All the President's Men

All the President's Men ★★★★

79/100

Amazing what you can get away with when the subject is so recent and momentous that a general audience can be trusted to respond to minutiae. Zodiac actually seems concise by comparison (it also has a killer to cut away to for a while, whereas this is 100% investigation after the break-in), and Pakula continually makes choices that would be considered daft in almost any other Hollywood context: introducing his protagonists with zero fanfare, as if they were bit players; training the camera on notes and doodles in order to foreground a slow accumulation of bewildering detail; letting actors shout at each other over the sound of an airplane passing overhead, when neither the plane nor the shouting has any narrative function whatsoever. Acme is the extraordinary six-minute shot of Woodward juggling two phone calls, in which a split-focus diopter calls your attention to his colleagues gathering excitedly around a TV set far in the background for a reason never specified (or even remotely alluded to) even as a very slow zoom and Redford's sublime performance conspire to shove that distraction aside—all while we're being pelted with crucial but convoluted gobs of information. And did William Goldman really write this monomaniacal script, or did they just cut all the glib lines?

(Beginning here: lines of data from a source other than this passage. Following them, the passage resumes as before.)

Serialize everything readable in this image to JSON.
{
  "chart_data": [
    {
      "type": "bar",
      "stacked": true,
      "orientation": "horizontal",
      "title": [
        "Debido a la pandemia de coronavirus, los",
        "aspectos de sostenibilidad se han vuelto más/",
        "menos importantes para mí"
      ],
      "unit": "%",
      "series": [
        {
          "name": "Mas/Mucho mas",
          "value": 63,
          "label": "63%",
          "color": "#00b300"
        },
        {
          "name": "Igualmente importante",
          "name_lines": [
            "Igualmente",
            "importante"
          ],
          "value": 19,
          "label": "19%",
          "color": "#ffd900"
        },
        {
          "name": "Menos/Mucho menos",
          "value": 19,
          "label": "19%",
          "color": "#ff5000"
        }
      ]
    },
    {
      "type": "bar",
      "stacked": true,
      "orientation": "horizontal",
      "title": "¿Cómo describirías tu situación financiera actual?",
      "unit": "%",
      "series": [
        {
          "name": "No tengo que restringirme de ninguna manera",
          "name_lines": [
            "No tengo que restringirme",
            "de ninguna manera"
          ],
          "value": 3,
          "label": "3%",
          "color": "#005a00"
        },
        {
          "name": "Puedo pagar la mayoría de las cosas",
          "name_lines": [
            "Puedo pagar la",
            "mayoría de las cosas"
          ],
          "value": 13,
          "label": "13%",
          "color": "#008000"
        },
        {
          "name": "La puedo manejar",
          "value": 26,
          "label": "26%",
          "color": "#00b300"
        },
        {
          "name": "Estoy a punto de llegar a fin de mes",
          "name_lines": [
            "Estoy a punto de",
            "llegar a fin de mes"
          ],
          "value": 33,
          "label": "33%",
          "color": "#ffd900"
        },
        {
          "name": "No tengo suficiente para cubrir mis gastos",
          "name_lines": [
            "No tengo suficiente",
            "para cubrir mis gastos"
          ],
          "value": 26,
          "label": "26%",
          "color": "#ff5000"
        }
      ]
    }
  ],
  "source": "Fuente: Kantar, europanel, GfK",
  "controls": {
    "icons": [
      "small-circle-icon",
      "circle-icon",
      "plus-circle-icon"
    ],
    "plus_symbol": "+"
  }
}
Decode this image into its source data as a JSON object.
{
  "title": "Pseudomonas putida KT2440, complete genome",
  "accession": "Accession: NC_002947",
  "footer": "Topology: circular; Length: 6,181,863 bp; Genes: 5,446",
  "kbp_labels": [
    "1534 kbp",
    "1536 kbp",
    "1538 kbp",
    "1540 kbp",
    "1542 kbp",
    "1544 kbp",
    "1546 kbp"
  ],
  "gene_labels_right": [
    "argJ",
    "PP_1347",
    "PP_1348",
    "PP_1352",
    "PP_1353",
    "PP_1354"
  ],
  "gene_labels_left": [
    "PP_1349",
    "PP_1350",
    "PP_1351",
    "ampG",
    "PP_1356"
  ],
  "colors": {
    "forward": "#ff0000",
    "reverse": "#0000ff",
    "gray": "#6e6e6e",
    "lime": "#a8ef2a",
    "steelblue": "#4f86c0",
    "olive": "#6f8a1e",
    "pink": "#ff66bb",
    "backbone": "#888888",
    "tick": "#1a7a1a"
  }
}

It's a stupendous high-wire act, a near-perfect film...except that it abruptly ends at the midpoint, with the remaining two-and-a-half hours condensed into a 30-second teletype montage. (If ever a studio film needed to be five hours long, this one did.) I admire the boldness of concluding with Woodstein's biggest setback and letting our knowledge of their eventual vindication inform the final shot of them typing away through Nixon's inauguration (the film also fascinates now simply as a record of the pre-computer age, seeming at once modern and antediluvian), but it just doesn't work—I truly feel like I saw Part One of an epic masterpiece and Part Two somehow got destroyed. Give me my Rose Mary Woods!